A esse respeito, reitera fazer “sempre uma distinção entre o trabalho pastoral com pessoas de diferentes orientações sexuais e a ideologia de gênero. São duas coisas diferentes. A ideologia de gênero, neste momento, é uma das colonizações ideológicas mais perigosas. Vai além da esfera sexual. Por que é perigosa? Porque dilui as diferenças. E a riqueza dos homens e das mulheres e de toda a humanidade é a tensão das diferenças. É crescer por meio da tensão das diferenças. A questão de gênero dilui as diferenças e torna o mundo igual, 'uniforme', tudo igual. E isso vai contra a vocação humana”.
A entrevistadora introduz então o tema da Ucrânia, perguntando ao Papa se os massacres que estão ocorrendo neste país podem ser definidos como genocídio: "É certamente uma palavra técnica, genocídio - responde Francisco - mas é óbvio que quando se bombardeia escolas, hospitais, abrigos, a impressão não é tanto de ocupar um lugar, mas de destruir... não sei se isso é genocídio ou não, tem que ser estudado, tem que ser bem definido pelas pessoas, mas certamente não é uma ética de guerra a que estamos acostumados”.

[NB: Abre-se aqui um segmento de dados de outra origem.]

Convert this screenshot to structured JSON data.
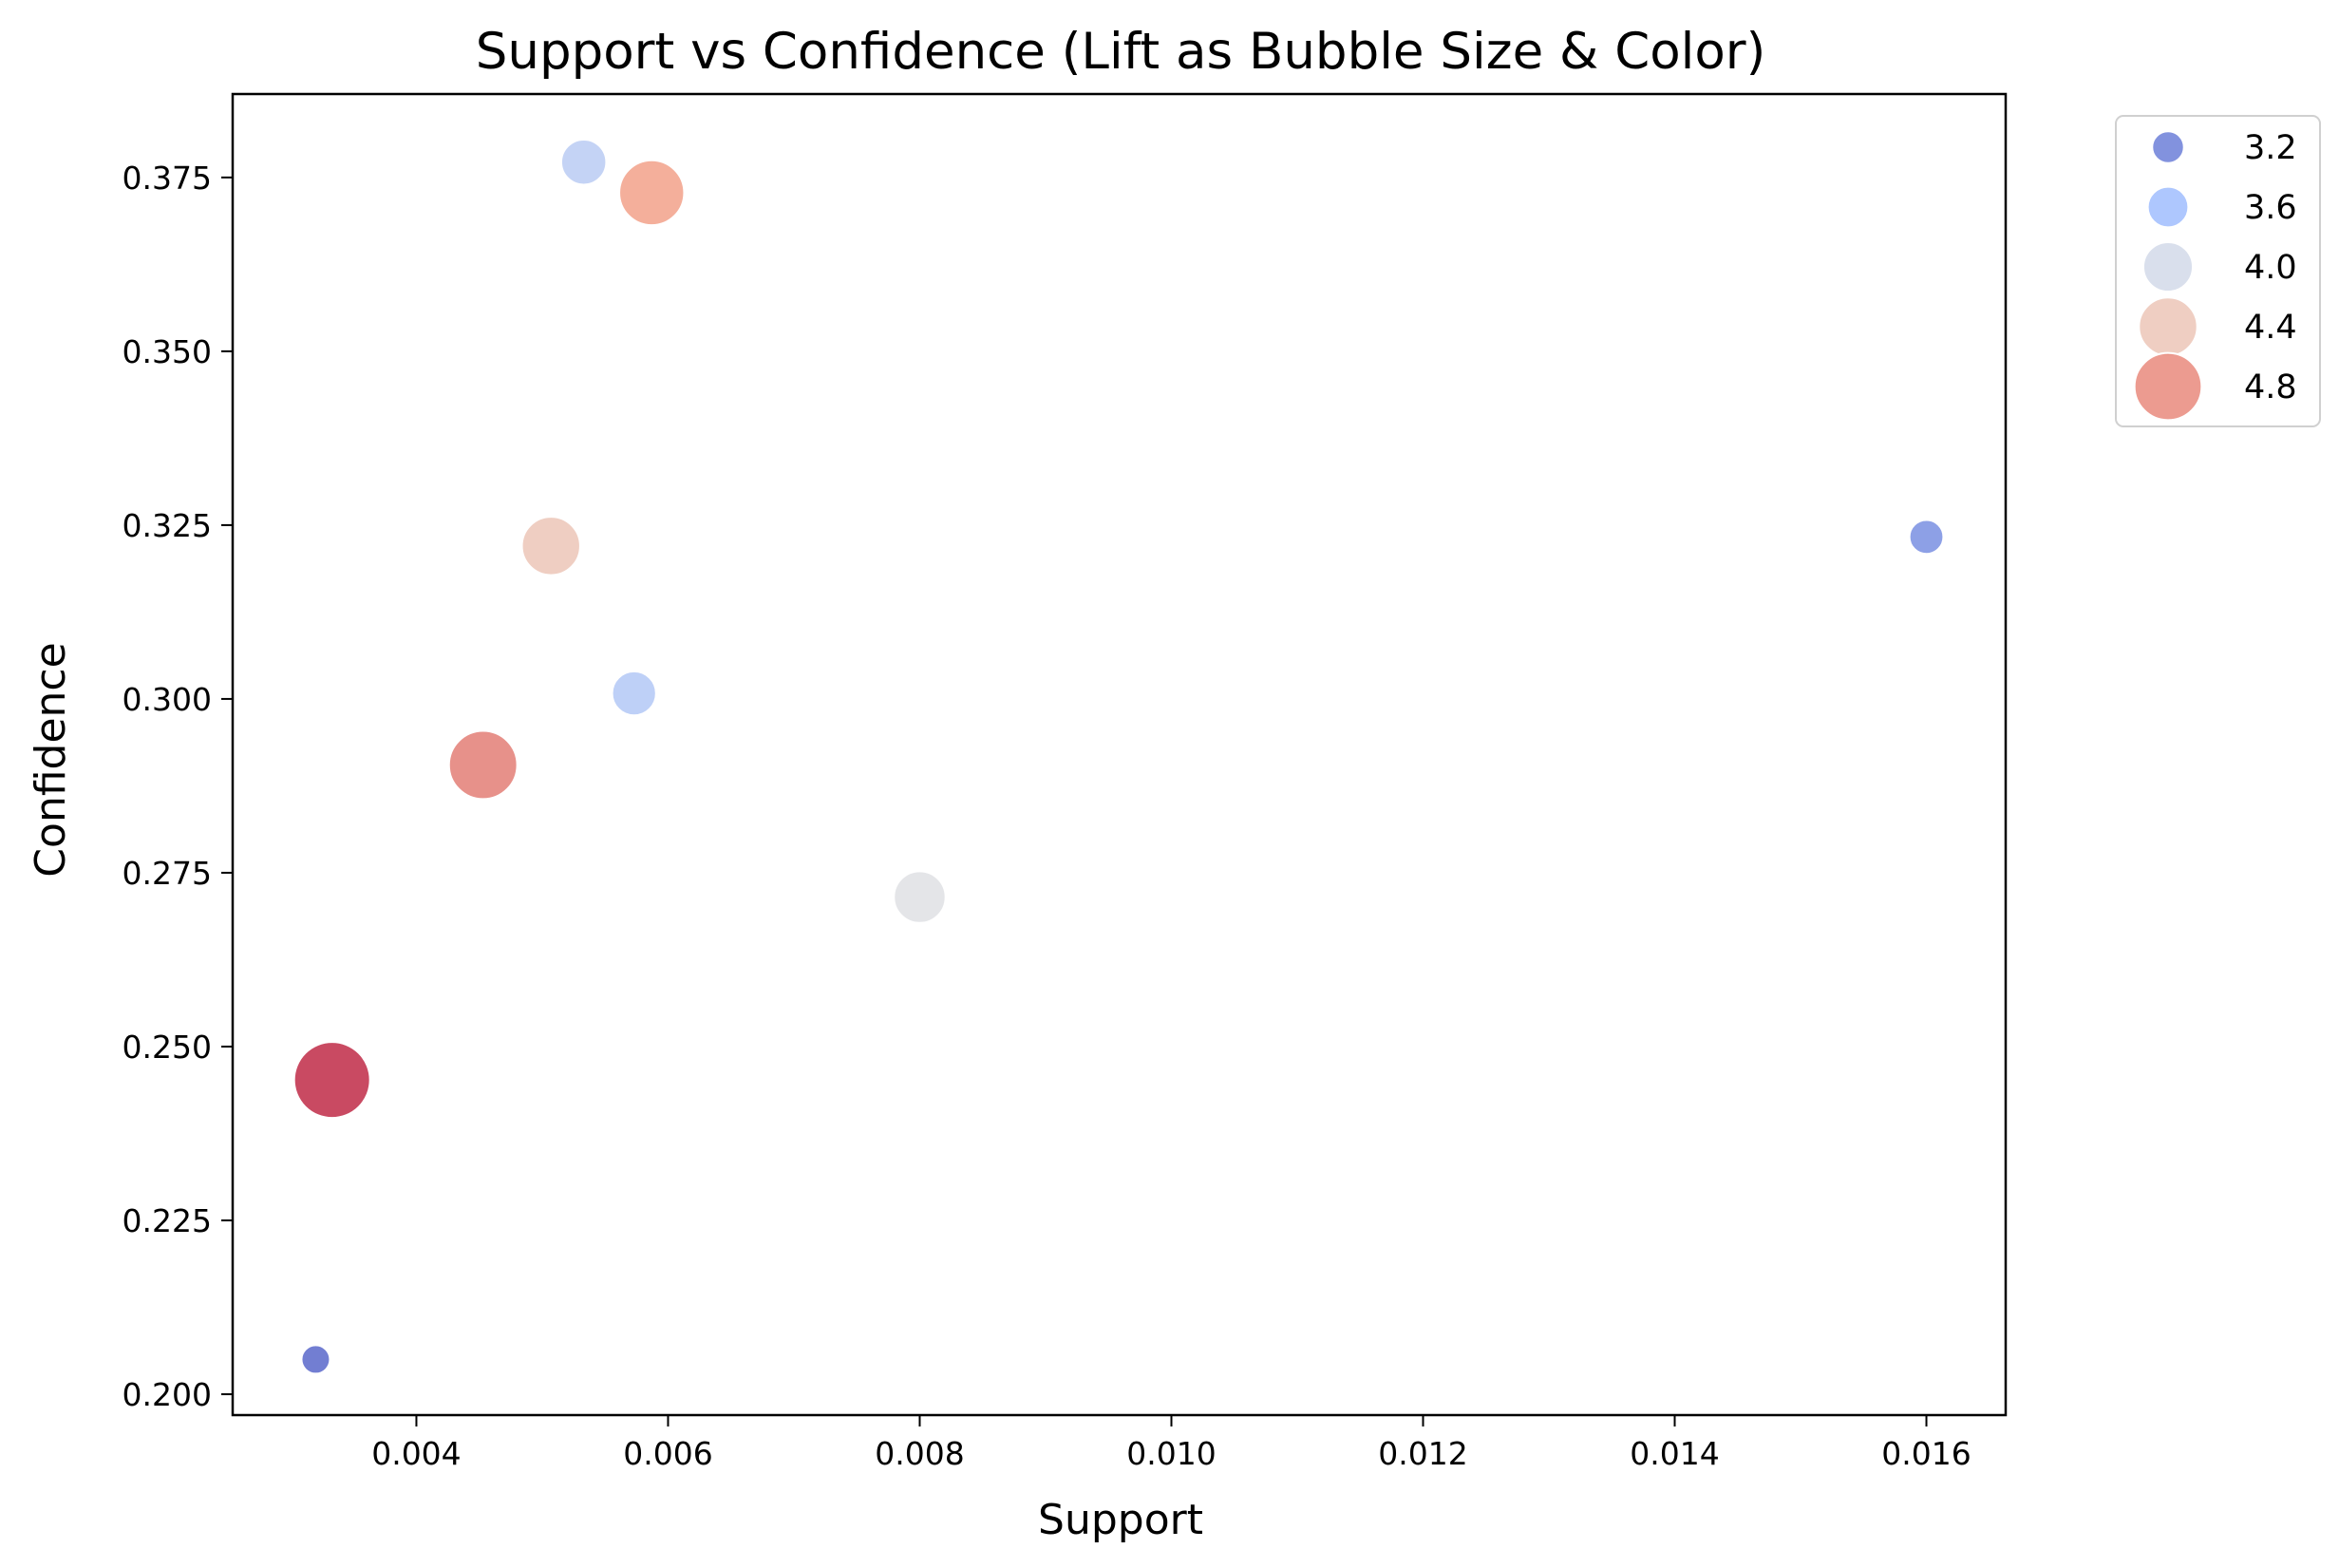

O Papa acrescenta que o Vaticano está trabalhando neste momento por meio dos canais diplomáticos, "para ver se se pode obter alguma coisa", mas especifica que "não há um plano de paz" do Vaticano, mas sim "um serviço de paz" que vai adiante com discrição, com quem está aberto ao diálogo, também em vista de um encontro de representantes a nível mundial sobre esta questão: “O Vaticano está trabalhando”.

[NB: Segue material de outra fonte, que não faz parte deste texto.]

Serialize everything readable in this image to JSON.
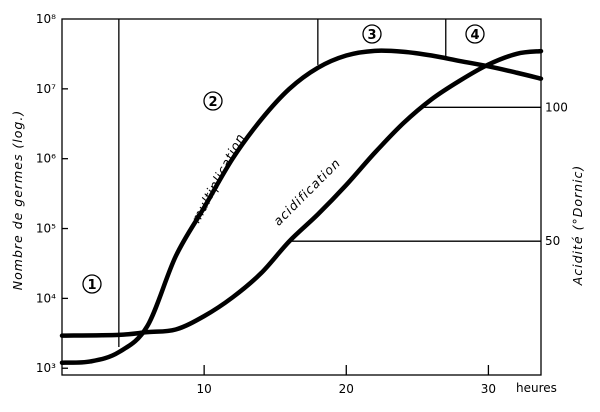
{
  "chart_data": {
    "type": "line",
    "xlabel": "heures",
    "ylabel": "Nombre de germes (log.)",
    "y2label": "Acidité (°Dornic)",
    "xlim": [
      0,
      33.7
    ],
    "ylim": [
      800,
      100000000
    ],
    "yscale": "log",
    "y2lim": [
      0,
      133
    ],
    "grid": false,
    "x_ticks": [
      "10",
      "20",
      "30"
    ],
    "x_tick_values": [
      10,
      20,
      30
    ],
    "y_ticks": [
      "10³",
      "10⁴",
      "10⁵",
      "10⁶",
      "10⁷",
      "10⁸"
    ],
    "y_tick_values": [
      1000,
      10000,
      100000,
      1000000,
      10000000,
      100000000
    ],
    "y2_ticks": [
      "50",
      "100"
    ],
    "y2_tick_values": [
      50,
      100
    ],
    "series": [
      {
        "name": "multiplication",
        "axis": "left",
        "x": [
          0,
          2,
          4,
          6,
          8,
          10,
          12,
          14,
          16,
          18,
          20,
          22,
          24,
          26,
          28,
          30,
          32,
          33.7
        ],
        "y": [
          1200,
          1250,
          1700,
          4000,
          40000,
          200000,
          1000000,
          3600000,
          10000000,
          20000000,
          30000000,
          35000000,
          34000000,
          30000000,
          25000000,
          21000000,
          17000000,
          14000000
        ]
      },
      {
        "name": "acidification",
        "axis": "right",
        "x": [
          0,
          4,
          6,
          8,
          10,
          12,
          14,
          16,
          18,
          20,
          22,
          24,
          26,
          28,
          30,
          32,
          33.7
        ],
        "y": [
          14.7,
          15,
          16,
          17,
          22,
          29,
          38,
          50,
          60,
          71,
          83,
          94,
          103,
          110,
          116,
          120,
          121
        ]
      }
    ],
    "phases": [
      {
        "label": "1"
      },
      {
        "label": "2"
      },
      {
        "label": "3"
      },
      {
        "label": "4"
      }
    ],
    "phase_boundaries_hours": [
      4,
      18,
      27
    ],
    "reference_lines_acidity": [
      50,
      100
    ]
  }
}
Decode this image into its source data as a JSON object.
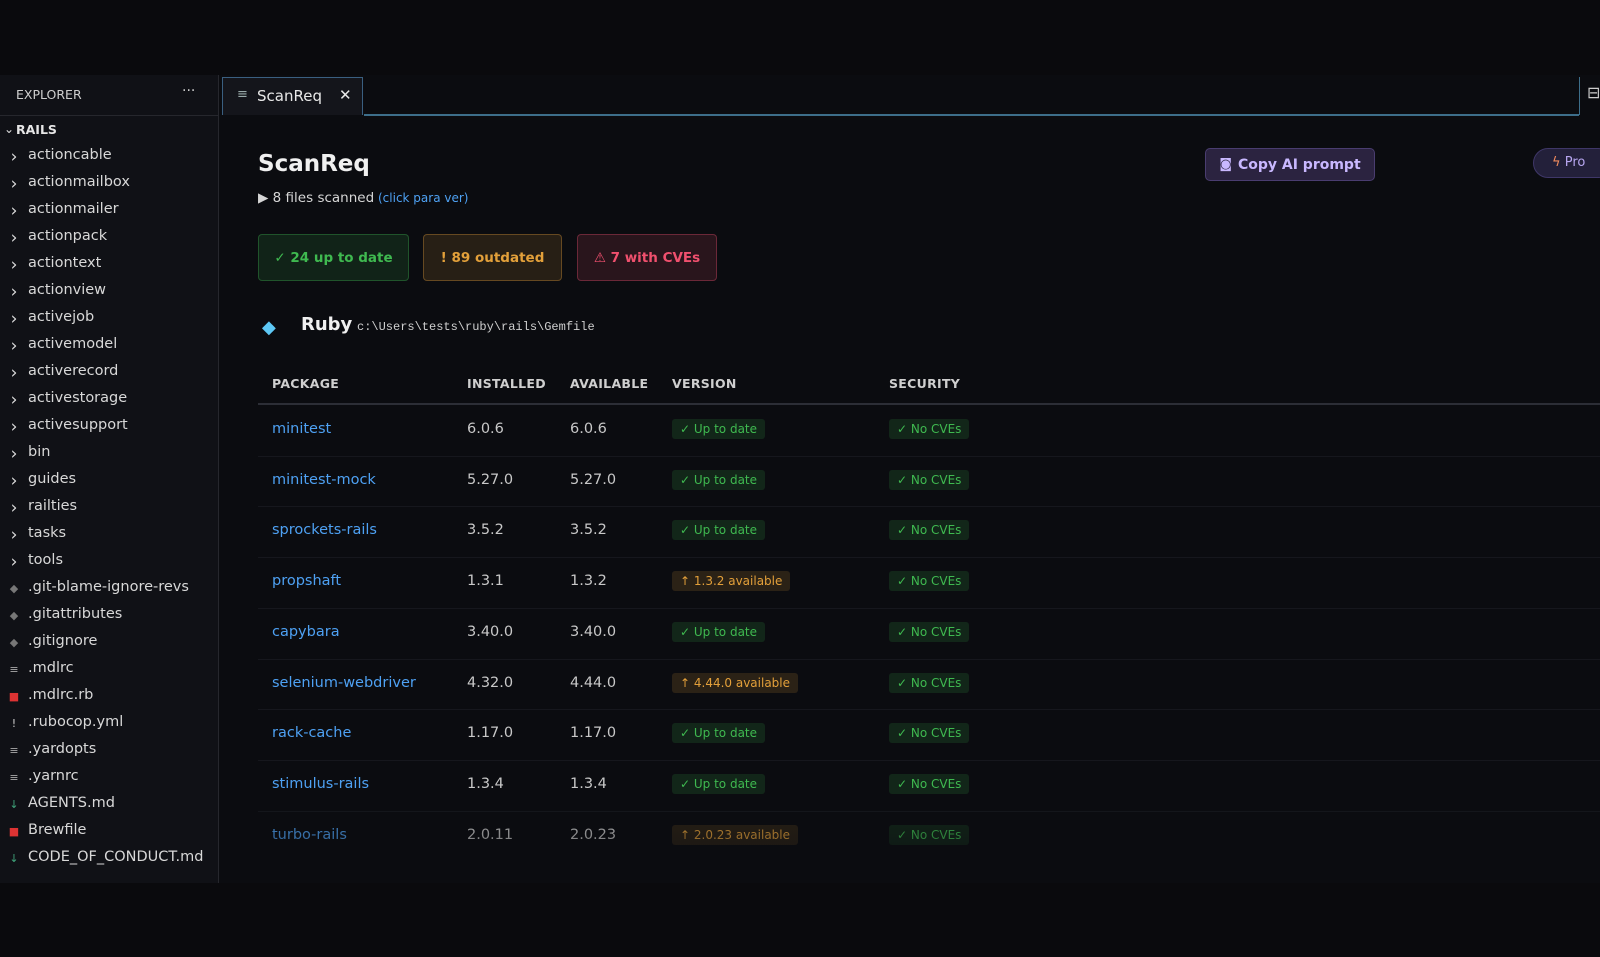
{
  "sidebar": {
    "title": "EXPLORER",
    "more": "···",
    "root": "RAILS",
    "items": [
      "actioncable",
      "actionmailbox",
      "actionmailer",
      "actionpack",
      "actiontext",
      "actionview",
      "activejob",
      "activemodel",
      "activerecord",
      "activestorage",
      "activesupport",
      "bin",
      "guides",
      "railties",
      "tasks",
      "tools",
      ".git-blame-ignore-revs",
      ".gitattributes",
      ".gitignore",
      ".mdlrc",
      ".mdlrc.rb",
      ".rubocop.yml",
      ".yardopts",
      ".yarnrc",
      "AGENTS.md",
      "Brewfile",
      "CODE_OF_CONDUCT.md"
    ]
  },
  "tab": {
    "label": "ScanReq",
    "close": "✕"
  },
  "header": {
    "title": "ScanReq",
    "scanned": "▶ 8 files scanned",
    "link": "(click para ver)",
    "copy_button": "Copy AI prompt",
    "pro_button": "Pro"
  },
  "summary": [
    {
      "label": "✓ 24 up to date",
      "color": "#3fb950"
    },
    {
      "label": "! 89 outdated",
      "color": "#e3a03a"
    },
    {
      "label": "⚠ 7 with CVEs",
      "color": "#f0506e"
    }
  ],
  "section": {
    "title": "Ruby",
    "path": "c:\\Users\\tests\\ruby\\rails\\Gemfile"
  },
  "table": {
    "columns": [
      "PACKAGE",
      "INSTALLED",
      "AVAILABLE",
      "VERSION",
      "SECURITY"
    ],
    "rows": [
      [
        "minitest",
        "6.0.6",
        "6.0.6",
        {
          "label": "✓ Up to date",
          "color": "#3fb950"
        },
        {
          "label": "✓ No CVEs",
          "color": "#3fb950"
        }
      ],
      [
        "minitest-mock",
        "5.27.0",
        "5.27.0",
        {
          "label": "✓ Up to date",
          "color": "#3fb950"
        },
        {
          "label": "✓ No CVEs",
          "color": "#3fb950"
        }
      ],
      [
        "sprockets-rails",
        "3.5.2",
        "3.5.2",
        {
          "label": "✓ Up to date",
          "color": "#3fb950"
        },
        {
          "label": "✓ No CVEs",
          "color": "#3fb950"
        }
      ],
      [
        "propshaft",
        "1.3.1",
        "1.3.2",
        {
          "label": "↑ 1.3.2 available",
          "color": "#e3a03a"
        },
        {
          "label": "✓ No CVEs",
          "color": "#3fb950"
        }
      ],
      [
        "capybara",
        "3.40.0",
        "3.40.0",
        {
          "label": "✓ Up to date",
          "color": "#3fb950"
        },
        {
          "label": "✓ No CVEs",
          "color": "#3fb950"
        }
      ],
      [
        "selenium-webdriver",
        "4.32.0",
        "4.44.0",
        {
          "label": "↑ 4.44.0 available",
          "color": "#e3a03a"
        },
        {
          "label": "✓ No CVEs",
          "color": "#3fb950"
        }
      ],
      [
        "rack-cache",
        "1.17.0",
        "1.17.0",
        {
          "label": "✓ Up to date",
          "color": "#3fb950"
        },
        {
          "label": "✓ No CVEs",
          "color": "#3fb950"
        }
      ],
      [
        "stimulus-rails",
        "1.3.4",
        "1.3.4",
        {
          "label": "✓ Up to date",
          "color": "#3fb950"
        },
        {
          "label": "✓ No CVEs",
          "color": "#3fb950"
        }
      ],
      [
        "turbo-rails",
        "2.0.11",
        "2.0.23",
        {
          "label": "↑ 2.0.23 available",
          "color": "#e3a03a"
        },
        {
          "label": "✓ No CVEs",
          "color": "#3fb950"
        }
      ]
    ]
  }
}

O Papa depois reitera: “Estou disposto a ir a Kiev. Eu quero ir para Kiev. Mas com a condição de ir a Moscou. Vou aos dois lugares ou a nenhum." Quando perguntado se ir a Moscou é impossível, ele responde: “Não é impossível… Não estou dizendo que seja possível. Não é impossível. Esperemos conseguir… não há nenhuma promessa, nada. Eu não fechei essa porta."

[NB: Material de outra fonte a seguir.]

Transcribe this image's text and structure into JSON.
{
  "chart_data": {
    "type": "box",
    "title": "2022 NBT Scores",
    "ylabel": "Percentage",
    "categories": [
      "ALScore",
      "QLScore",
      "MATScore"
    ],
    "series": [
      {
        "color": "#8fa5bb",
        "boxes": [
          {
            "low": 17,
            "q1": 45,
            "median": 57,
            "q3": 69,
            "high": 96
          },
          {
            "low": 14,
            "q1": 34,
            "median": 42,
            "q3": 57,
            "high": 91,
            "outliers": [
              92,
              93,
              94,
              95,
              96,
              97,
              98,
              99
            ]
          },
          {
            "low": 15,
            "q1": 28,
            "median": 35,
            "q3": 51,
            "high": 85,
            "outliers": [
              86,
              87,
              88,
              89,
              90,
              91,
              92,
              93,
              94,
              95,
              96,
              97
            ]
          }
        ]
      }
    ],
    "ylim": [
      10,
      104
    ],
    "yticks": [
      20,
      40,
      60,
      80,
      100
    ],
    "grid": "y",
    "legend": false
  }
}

Mas Putin a fecha ou não?, pergunta a entrevistadora. E o Papa: “Mas talvez ele se distraia e a abra, não sei”. “A guerra me faz mal - acrescenta - é isso que quero dizer. A guerra me faz mal."
Depois, há o tema de uma possível viagem à Argentina. O Papa reitera que deseja ir à Argentina e que, se até agora não o fez, é por uma série de motivos que se somaram ao longo do tempo: “Não houve nenhuma recusa de ir, estava tudo planejado... aconteceu que as coisas se complicaram… foram dois anos de pandemia que cancelaram as viagens que tinham de ser feitas… quero ir, espero ir. Espero que eu consiga realizá-la." Mas acrescenta: “A salvação do país não virá da minha viagem. Irei com prazer, mas que se pense um pouco nas coisas que devem ser feitas para o país seguir em frente”.
Por fim, respondendo a uma pergunta sobre os erros cometidos nestes dez anos de pontificado, o Papa indica a causa de cada erro, a impaciência: “Às vezes o sangue sobe à cabeça. Então se perde a paciência e, quando se perde a paz, se escorrega e se comete erros. É preciso saber esperar."